Part of what has made a timetable for Rinne's return so uncertain is the fact his injury has little precedent in the NHL. He sustained an E. coli infection, which was potentially serious beyond the scope of Rinne's playing career. Rinne said he was not initially aware of how serious it could have been.
Asked whether it was a potentially life-threatening situation, he said, "No, I never thought of it in that way. I actually didn't know about E. coli bacteria. I think it was a good thing that I didn't really know, but eventually when you talk to the doctors and [infectious] disease people you realize it's kind of a serious thing that you've got to take care of.
"But at any point it didn't make me nervous or scared, and as soon as they tackled the infection, the medication started working, and I think that gives you a lot of confidence that we are on top of it, and the doctors were really good to me and the medicine was good to me."
The 6-foot-5 Finn said one of the hardest parts mentally was when he first learned he would require a second surgery to get rid of the infection, knowing he would undergo a second long rehab process.
"You go through the rehab and all that during the summer," he said. "You feel like you're ready to go and then something like that happens. Yeah, I think that was the hardest part in the beginning and realizing it's an Olympic year and all that stuff. But after that, you realize that it's your health and it's pretty important and you start looking at a more of a long-term future, and since that I think I've had the right mindset, just kind of going a week at a time.
"I've been getting such good care and I felt all the time that I'm on the right track. Eventually I'm going to be back on the ice, so that's given me some kind of peace to it."
Rinne called Wednesday "a big day for me" and said he was excited to get back to playing and to go to Milwaukee, where he spent parts of three seasons. He said he imagined the adrenaline rush to be so strong he would not remember much of the first game once it ends.

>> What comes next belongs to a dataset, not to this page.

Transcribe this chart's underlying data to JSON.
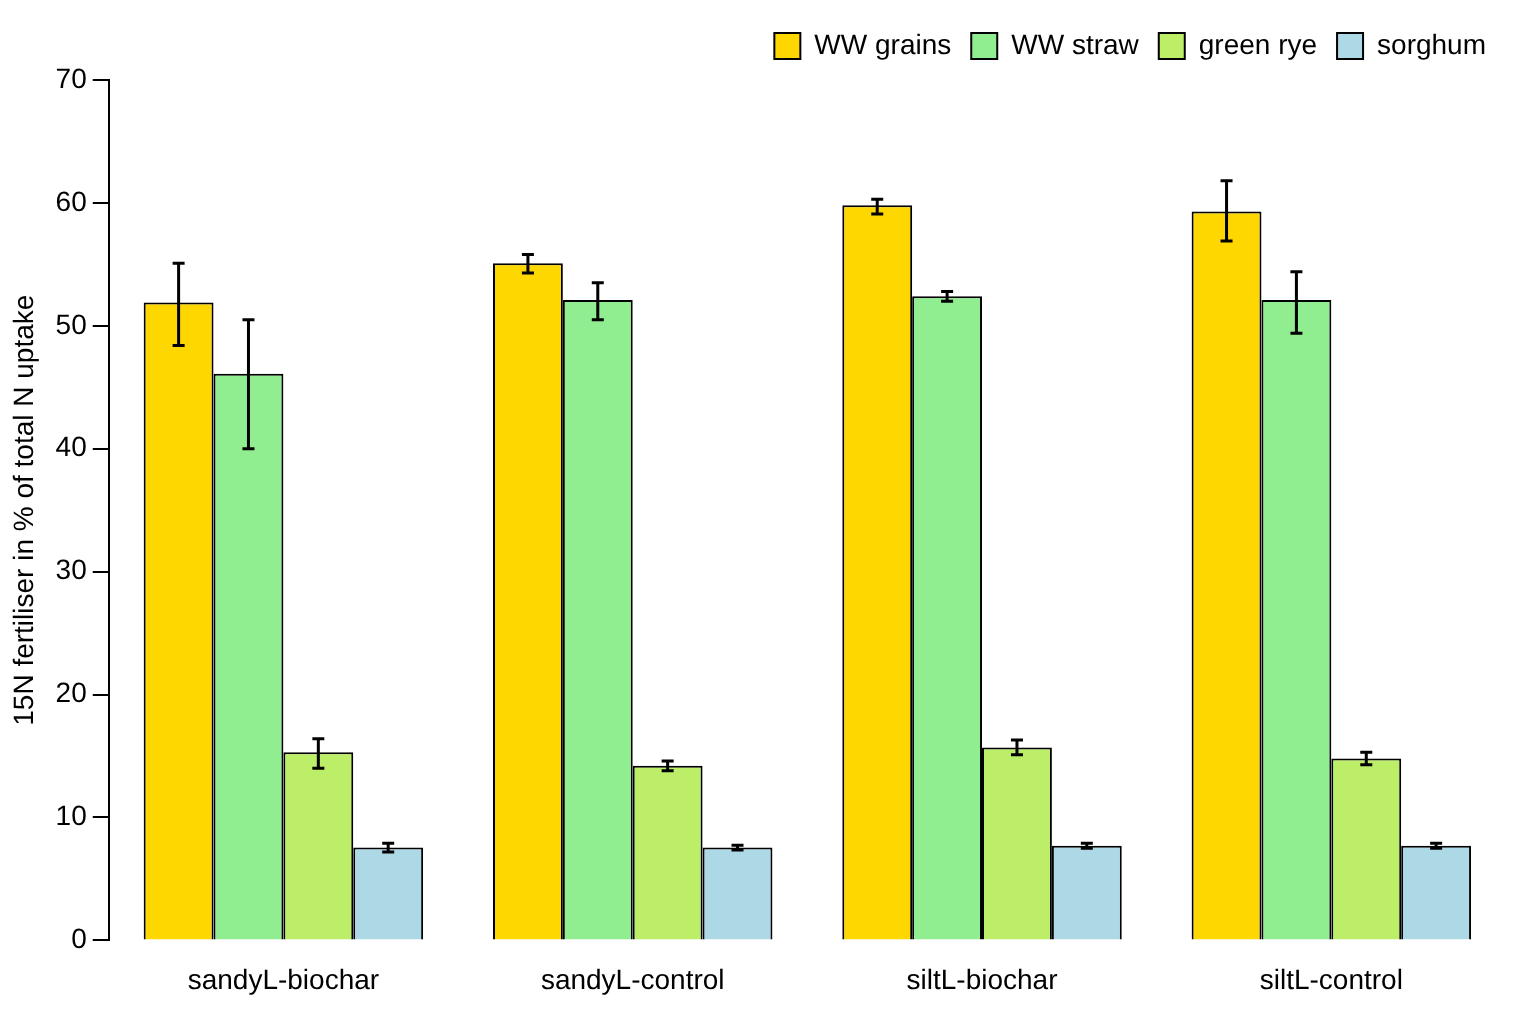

When Rinne is back in Nashville and ready to play, he doesn't seem ready to cut himself any slack.
"I always expect a lot of things from myself," he said. "It doesn't matter what the situation is. I expect myself to bring my best game at that moment. In any time, I feel like no matter who we play against or what's the situation, I always want to win. I'm a pretty competitive guy. I hope I can bring that aspect of me every single day."